For employees around the world, the onset of the pandemic and subsequent shutting of offices in March last year was beyond their belief. All of them wondered how things would work out. And now, over 19 months later, when things have actually turned out well, the gradual opening of offices is yet again posing a challenge before them. Some are raring to go back to the office, while others are preferring the comfort of home. The employers and the HR are also grappling with some tough questions. Will the transition be smooth again, let us try to find out
What the employees want
- Most employees want hybrid culture, flexibility to work from home and office both
- 40% employees expect to work from office premises only up to three days a week
- A big chunk also wants to work from office
With the Covid-19 infection ebbing, IT companies around the world have started opening offices. In India, IT firms are also following the suit as employees are being called back to offices in a phased manner. A joint survey by tech industry body Nasscom and job listing portal Indeed found that employees and employers are equally interested in returning to offices. But 40% of the employees expect to work from office premises only up to three days a week.
It all has also triggered a debate about what is the best way to work and does working from home affect productivity. A large chunk of workers is now expecting a hybrid work culture where they have the freedom to work from both the places. According to the Nasscom survey, hybrid work is the preferred choice of over 70% of organisations. The work from home culture has also helped employees save on travelling time and costs. Not just this, many also saved on rent as then moved from metros to their hometowns to live with their parents. Companies are trying to strike a balance between the needs of the employees and also those of their clients.

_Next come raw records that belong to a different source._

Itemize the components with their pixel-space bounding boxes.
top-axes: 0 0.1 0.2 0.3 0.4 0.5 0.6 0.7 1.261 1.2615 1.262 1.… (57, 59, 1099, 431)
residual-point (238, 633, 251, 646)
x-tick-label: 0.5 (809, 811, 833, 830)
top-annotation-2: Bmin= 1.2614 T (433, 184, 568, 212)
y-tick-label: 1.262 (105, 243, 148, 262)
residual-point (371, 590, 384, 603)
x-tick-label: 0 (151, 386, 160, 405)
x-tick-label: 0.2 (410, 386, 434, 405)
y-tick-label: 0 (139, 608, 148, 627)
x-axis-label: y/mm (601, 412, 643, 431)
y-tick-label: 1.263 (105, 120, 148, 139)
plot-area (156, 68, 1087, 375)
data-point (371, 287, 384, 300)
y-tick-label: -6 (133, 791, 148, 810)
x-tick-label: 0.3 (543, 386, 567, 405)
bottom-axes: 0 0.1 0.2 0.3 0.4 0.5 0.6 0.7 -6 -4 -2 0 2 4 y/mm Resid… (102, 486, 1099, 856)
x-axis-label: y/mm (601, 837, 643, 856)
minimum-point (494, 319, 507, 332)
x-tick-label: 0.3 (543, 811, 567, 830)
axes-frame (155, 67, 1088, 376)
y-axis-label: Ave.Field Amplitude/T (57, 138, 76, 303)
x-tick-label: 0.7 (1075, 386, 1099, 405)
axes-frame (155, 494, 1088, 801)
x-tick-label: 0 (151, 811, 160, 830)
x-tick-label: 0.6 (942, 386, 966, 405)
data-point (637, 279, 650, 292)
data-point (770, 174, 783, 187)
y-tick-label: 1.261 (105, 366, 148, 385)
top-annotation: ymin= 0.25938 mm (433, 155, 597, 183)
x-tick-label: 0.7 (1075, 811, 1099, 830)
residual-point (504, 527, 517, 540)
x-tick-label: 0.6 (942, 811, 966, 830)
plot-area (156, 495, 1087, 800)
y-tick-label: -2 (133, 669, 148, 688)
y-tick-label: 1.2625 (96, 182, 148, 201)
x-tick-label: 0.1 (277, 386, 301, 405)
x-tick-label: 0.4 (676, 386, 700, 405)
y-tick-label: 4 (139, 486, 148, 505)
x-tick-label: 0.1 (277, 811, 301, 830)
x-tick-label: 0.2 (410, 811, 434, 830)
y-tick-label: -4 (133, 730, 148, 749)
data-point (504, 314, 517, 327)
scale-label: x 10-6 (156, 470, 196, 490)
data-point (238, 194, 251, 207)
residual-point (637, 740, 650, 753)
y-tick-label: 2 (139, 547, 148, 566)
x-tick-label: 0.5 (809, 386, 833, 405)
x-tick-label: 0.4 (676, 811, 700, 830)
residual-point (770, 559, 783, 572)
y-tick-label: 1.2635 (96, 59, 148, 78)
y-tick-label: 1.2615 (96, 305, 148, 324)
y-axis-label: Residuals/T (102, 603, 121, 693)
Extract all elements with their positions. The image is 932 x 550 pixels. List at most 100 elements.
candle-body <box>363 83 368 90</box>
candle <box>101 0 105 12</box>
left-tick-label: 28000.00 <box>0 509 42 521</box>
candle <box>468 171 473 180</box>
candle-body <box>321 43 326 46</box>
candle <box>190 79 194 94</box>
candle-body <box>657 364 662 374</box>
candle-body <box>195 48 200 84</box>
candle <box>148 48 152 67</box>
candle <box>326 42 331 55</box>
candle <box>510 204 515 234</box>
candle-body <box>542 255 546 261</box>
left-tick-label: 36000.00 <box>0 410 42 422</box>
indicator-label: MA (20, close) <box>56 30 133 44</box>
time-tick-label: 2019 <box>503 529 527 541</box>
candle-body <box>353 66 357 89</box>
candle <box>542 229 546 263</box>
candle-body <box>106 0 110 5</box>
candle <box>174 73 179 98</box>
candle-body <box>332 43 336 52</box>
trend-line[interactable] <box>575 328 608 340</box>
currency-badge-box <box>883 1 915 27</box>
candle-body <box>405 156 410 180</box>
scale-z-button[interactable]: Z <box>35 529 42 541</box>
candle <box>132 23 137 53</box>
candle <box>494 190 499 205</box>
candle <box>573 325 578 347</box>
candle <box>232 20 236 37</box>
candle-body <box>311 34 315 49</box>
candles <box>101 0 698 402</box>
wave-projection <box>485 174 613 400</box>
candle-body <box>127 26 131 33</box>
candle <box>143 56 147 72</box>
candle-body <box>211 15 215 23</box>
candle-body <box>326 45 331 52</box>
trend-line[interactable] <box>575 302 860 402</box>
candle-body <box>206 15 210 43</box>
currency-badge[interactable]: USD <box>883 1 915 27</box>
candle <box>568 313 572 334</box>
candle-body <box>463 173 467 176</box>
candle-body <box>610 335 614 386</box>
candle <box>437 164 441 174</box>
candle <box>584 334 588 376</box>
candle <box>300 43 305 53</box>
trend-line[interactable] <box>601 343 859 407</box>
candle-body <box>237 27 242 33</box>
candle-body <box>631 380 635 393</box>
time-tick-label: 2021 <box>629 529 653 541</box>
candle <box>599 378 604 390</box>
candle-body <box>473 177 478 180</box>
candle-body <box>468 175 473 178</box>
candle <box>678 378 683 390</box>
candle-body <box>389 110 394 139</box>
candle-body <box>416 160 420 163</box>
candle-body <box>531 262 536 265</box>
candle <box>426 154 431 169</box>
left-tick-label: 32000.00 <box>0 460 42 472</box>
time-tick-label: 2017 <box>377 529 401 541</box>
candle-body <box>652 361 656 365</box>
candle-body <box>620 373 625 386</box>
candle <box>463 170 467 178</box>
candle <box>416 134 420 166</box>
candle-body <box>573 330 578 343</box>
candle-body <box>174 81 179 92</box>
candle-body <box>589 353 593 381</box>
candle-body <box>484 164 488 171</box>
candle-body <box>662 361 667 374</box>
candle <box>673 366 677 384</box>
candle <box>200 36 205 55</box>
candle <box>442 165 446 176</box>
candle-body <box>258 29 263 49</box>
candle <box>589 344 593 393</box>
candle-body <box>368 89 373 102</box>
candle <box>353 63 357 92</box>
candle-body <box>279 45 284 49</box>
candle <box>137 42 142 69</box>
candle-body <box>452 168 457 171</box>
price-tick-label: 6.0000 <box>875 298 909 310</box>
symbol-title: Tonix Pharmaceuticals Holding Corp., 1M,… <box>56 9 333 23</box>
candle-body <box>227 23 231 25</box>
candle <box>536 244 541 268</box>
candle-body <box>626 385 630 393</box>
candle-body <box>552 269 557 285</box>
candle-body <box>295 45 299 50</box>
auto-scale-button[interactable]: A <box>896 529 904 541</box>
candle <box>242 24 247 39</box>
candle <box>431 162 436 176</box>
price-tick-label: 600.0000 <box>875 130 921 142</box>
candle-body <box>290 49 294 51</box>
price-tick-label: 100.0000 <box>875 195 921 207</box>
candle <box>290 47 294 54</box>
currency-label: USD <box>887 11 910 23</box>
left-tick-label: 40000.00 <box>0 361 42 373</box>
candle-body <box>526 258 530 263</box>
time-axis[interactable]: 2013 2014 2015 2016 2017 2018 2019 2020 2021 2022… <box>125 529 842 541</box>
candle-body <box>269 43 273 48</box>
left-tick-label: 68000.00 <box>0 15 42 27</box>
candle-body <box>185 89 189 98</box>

How return to office will help employers
- Manage critical business function
- Maintain organisational culture
- Maintain data security
From the companies’ perspective, a return to office will help manage critical business functions, maintain organizational culture and data security. So, as the restrictions eased, Google announced a 25% salary cut for those opting to work from home, a step apparently taken to bring all the workers back to office. Most IT companies in India have also started calling employees back to the office. Companies also hope that it will reduce workers’ ability to attend job interviews with ease, making it difficult for them to switch jobs. The IT industry is facing attrition rates as high as 30%.
The cautious approach
- TCS - Workers to be back in base cities by November 15
- Infosys - Senior leaders are in office once a week
- HCL - 5-6% of staff returned to offices
- Wipro - Fully vaccinated senior staff can come to work twice a week
The IT companies have also saved a lot during the pandemic due to the reduced bills of electricity, Internet and that of transport. But they are also facing several challenges including managing the key business functions.
Tata Consultancy Services (TCS), the country’s largest IT services player, has told all its employees to be back at their deputed cities by November 15. TCS is encouraging most of its employees to return by the end of this year before gradually switching to the 25/25 model, under which only 25% of its half-a-million global workforce will be in office at any point of time by 2025.
Infosys has asked senior leaders to come to the office at least once a week. It is preparing to have a larger population come to office. Its COO Pravin Rao said the company is working on a model that provides flexibility to employees. 5-6% of HCL employees have returned to offices while fully vaccinated senior staff at Wipro can come to work twice a week. According to the Nasscom survey, 50% of the workforce is likely to return to offices for up to three days a week starting next year. But most IT firms have now said that their leaders have begun to travel internationally for client meetings.
Specialist staffing company Xpheno’s Co-founder Kamal Karanth gave some valuable insights into the thought process of IT employees and their companies. He said:
- Staff want to come to office only for a change of setting
- Leadership prefers working out of office
- WFH gives flexibility to switch jobs
- Employees may prefer companies providing flexibility
- Getting people back for five days a week will be a struggle
- Firms believe in-office work can be even more productive
Rituparna Chakraborty, Co-Founder and Executive Vice President of staffing firm Teamlease Services, said the work from home arrangement might not continue after the pandemic. He added:
- No clear verdict right now
- Teamlease survey shows 57% want hybrid working model
- WFH reduced social capital of employees
- WFH blurred boundaries between work and personal spaces
- Pandemic obligated remote work, productivity may not sustain long-term
While a consensus among the employers has not been reached regarding the work style they may adopt, a clearer picture will emerge when a majority of the employees return to office over the next few months.